My goal was to support the
X-Forwarded-* headers that are common among reverse proxies, allowing administrators to use this common idiom instead of the
$WS* headers, and also having the side effect of removing the "act as this user" part from the equation. I figured I'd make up a notes.ini property that took a comma-separated set of IP patterns, look for requests coming in from those hosts, and elevate the
X-Forwarded-* headers in them up to their equivalent real properties.
Initial Side Trip Into Rust
Since C in the hands of a dilettante such as myself has a tendency to result in crashed servers and memory bugs, I figured this might be a good opportunity to learn Rust, the programming language that sprung out of Mozilla-the-organization that focuses heavily on safety, and which has some mechanisms for low-level C interoperability.
I figured this would let me learn the language, have a safer program, and avoid having to bring in third-party C libraries for e.g. regex matching.

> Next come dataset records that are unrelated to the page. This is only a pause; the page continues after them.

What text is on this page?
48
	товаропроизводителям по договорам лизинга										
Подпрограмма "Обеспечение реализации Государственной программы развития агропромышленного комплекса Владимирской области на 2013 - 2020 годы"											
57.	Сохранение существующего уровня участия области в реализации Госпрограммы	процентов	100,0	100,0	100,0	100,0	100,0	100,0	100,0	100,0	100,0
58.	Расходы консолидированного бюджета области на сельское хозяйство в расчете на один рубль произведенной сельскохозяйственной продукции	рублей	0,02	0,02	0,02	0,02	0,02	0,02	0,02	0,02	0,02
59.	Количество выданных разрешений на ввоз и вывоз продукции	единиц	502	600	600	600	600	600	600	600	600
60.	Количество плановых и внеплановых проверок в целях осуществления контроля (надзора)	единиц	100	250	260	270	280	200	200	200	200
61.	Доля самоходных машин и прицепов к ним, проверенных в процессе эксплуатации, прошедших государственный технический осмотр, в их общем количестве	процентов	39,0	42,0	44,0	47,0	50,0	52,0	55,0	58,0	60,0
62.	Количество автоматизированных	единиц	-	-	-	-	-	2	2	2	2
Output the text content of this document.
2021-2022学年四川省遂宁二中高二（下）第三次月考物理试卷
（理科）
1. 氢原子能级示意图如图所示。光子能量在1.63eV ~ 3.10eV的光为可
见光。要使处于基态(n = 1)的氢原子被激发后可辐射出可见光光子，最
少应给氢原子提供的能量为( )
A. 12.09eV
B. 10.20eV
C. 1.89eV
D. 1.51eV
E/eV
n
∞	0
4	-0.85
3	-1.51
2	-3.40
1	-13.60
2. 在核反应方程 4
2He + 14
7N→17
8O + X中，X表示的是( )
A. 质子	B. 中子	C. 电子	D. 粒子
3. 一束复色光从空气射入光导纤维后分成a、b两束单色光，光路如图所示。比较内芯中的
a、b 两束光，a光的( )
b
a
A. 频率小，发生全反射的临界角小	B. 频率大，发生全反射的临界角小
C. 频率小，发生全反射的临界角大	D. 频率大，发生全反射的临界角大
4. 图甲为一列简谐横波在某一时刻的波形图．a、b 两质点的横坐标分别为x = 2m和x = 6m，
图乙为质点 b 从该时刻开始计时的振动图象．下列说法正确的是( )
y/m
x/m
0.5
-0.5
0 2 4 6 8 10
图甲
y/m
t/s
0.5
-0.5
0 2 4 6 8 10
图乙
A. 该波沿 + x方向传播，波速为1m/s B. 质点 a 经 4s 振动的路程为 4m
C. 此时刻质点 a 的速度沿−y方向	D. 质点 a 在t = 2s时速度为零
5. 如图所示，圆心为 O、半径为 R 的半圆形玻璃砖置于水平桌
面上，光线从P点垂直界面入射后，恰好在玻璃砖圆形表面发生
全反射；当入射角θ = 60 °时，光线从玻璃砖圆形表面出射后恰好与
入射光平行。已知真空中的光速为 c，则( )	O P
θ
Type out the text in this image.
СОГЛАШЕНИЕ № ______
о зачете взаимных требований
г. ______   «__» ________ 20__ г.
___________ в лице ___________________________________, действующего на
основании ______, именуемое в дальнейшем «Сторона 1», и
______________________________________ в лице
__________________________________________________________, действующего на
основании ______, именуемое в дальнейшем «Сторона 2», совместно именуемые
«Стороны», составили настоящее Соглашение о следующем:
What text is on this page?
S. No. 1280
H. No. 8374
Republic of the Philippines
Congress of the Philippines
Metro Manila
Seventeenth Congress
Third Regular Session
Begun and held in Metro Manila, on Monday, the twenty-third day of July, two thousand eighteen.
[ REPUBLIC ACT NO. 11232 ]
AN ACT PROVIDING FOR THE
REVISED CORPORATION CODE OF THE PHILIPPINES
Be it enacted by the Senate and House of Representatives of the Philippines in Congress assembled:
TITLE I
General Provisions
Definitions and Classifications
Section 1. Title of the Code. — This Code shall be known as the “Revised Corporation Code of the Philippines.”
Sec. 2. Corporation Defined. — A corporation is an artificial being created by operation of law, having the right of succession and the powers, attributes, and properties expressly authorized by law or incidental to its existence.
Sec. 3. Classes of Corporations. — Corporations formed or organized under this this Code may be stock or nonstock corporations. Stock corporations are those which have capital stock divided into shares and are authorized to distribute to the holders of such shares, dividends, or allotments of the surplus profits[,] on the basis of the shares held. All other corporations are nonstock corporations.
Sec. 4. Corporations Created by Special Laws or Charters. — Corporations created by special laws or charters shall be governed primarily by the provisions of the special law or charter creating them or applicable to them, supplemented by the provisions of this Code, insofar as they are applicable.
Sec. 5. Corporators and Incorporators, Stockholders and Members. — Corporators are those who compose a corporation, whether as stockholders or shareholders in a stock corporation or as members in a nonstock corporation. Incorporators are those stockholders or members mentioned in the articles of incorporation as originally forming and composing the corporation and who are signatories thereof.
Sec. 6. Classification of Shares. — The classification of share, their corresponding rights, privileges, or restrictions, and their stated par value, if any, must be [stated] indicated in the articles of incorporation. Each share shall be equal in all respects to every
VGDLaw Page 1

I made some progress on this, getting to the point where I was able to actually get the filter compiled and loaded properly. However, I ended up throwing up my hands and shelving it for now when I got lost in the weeds of how to call function pointers contained in pointers to C structs. I'm sure it's possible, but I figured I shouldn't keep spending all my time working out fiddly details before I even knew if what I wanted to do was possible.
Back to C
So, hat in hand, I returned to C. Fortunately, I realized that
fnmatch(3) would suit my pattern-matching needs just fine, so I didn't actually need to worry about regexes after all.
Jaw set and brimming with confidence, I set out writing the filter. I cast my mind back to my old AP Computer Science days to remember how to do a linked list to allow for an arbitrary number of patterns, got my filter registered, and then set about intercepting requests.
However... it looks like I can't actually do what I want. The core trouble is this: while I can intercept the request fairly early and add or override headers, it seems that the server/CGI variables - like
REMOTE_HOST - are read-only. So, while I could certainly identify the remote host as a legal proxy server and then read the
X-Forwarded-For header, I can't do anything with that information. Curses.
My next thought was that I could stick with the
$WS* headers on the proxy side, but then use a DSAPI filter to remove them when they're being sent from an unauthorized host. Unfortunately, I was stymied there too: the acceptance of those headers happens before any of the DSAPI events fire. So, by the time I can see the headers, I don't have any record of the true originating host - only the one sent in via the
The Next-Best Route
Since I can't undo the
$WS* processing, I'd have to find a way to identify the remote proxy other than its address. I decided that, while not ideal, I could at least do this with a shared secret. So that's what I've settled on for now: you can specify a value in the
HTTPConnectorHeadersSecret notes.ini property and then the filter will verify that
$WS*-containing requests also include the header
X-ConnectorHeaders-Secret with that value. When it finds a request with a connector header but without a matching secret, it unceremoniously drops the request into processing oblivion, resulting in a 404.
I'm not as happy with this as I would have been with my original plan, but I figure it should work. Or, at least, I figure it will enough that it's worth mulling over for a while to decide if I want to deploy it anywhere. In the mean time, it's up on GitHub for anyone curious.
Additionally, kindly go vote for the
X-Forwarded-For ideas on the Domino Ideas portal, since this should really be built in.